Reply To: Formal Deductions from the Axiom of Action

#18502
jmherbener
Participant

Because I am not a philosopher, I posed your inquiry to Dr. Gordon. His response follows:

Thanks for forwarding your student’s excellent question. The reasoning used in praxeology is of different kinds. Sometimes, the issue is what is involved in a concept? For example, “an action involves the use of means to achieve an end.” This is not deduced from a premise.” Rather, one thinks about the concept of action and asks, is this statement true? Note that this is not a matter of stipulating a definition: rather, the concept is taken as given to consciousness and then one inquires about the nature of the concept. Doing this is not preliminary to formalization. Thinking about the nature of the concept is the praxeological reasoning: it isn’t an informal version of something else.

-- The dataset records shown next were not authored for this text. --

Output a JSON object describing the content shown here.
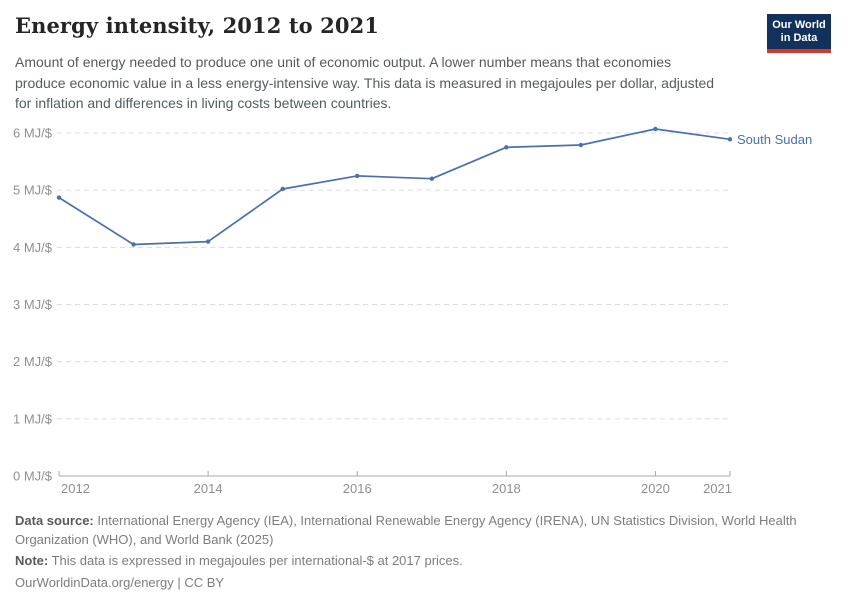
{
  "header": {
    "title": "Energy intensity, 2012 to 2021",
    "subtitle": "Amount of energy needed to produce one unit of economic output. A lower number means that economies produce economic value in a less energy-intensive way. This data is measured in megajoules per dollar, adjusted for inflation and differences in living costs between countries.",
    "logo_line1": "Our World",
    "logo_line2": "in Data"
  },
  "chart_data": {
    "type": "line",
    "title": "Energy intensity, 2012 to 2021",
    "x": [
      2012,
      2013,
      2014,
      2015,
      2016,
      2017,
      2018,
      2019,
      2020,
      2021
    ],
    "series": [
      {
        "name": "South Sudan",
        "color": "#4c6fad",
        "values": [
          4.87,
          4.05,
          4.1,
          5.02,
          5.25,
          5.2,
          5.75,
          5.79,
          6.07,
          5.89
        ]
      }
    ],
    "xlabel": "",
    "ylabel": "MJ/$",
    "ylim": [
      0,
      6
    ],
    "yticks": [
      {
        "v": 0,
        "label": "0 MJ/$"
      },
      {
        "v": 1,
        "label": "1 MJ/$"
      },
      {
        "v": 2,
        "label": "2 MJ/$"
      },
      {
        "v": 3,
        "label": "3 MJ/$"
      },
      {
        "v": 4,
        "label": "4 MJ/$"
      },
      {
        "v": 5,
        "label": "5 MJ/$"
      },
      {
        "v": 6,
        "label": "6 MJ/$"
      }
    ],
    "xticks": [
      2012,
      2014,
      2016,
      2018,
      2020,
      2021
    ],
    "grid": "horizontal-dashed",
    "legend_position": "line-end-label"
  },
  "footer": {
    "datasource_label": "Data source:",
    "datasource_text": " International Energy Agency (IEA), International Renewable Energy Agency (IRENA), UN Statistics Division, World Health Organization (WHO), and World Bank (2025)",
    "note_label": "Note:",
    "note_text": " This data is expressed in megajoules per international-$ at 2017 prices.",
    "link": "OurWorldinData.org/energy | CC BY"
  },
  "colors": {
    "line": "#4c6fad",
    "grid": "#dcdcdc",
    "axis": "#a8a8a8",
    "tick_label": "#8f8f8f",
    "logo_bg": "#12315b",
    "logo_red": "#d3382b"
  }
}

In other cases, there is reasoning from premises, as in the argument for the law of return or some of the arguments for time preference. I am not sure what your student means by a “cumulative premise”. It isn’t that conclusions are continually added to the concept of action, and then other propositions deduced from this combined premise. Rather, sometimes there is deduction of conclusions from premises, at other times what is done is thinking about the meaning of a concept. Your student is wrongly trying to look for parallels to the sort of formal structure he is used to from other classes.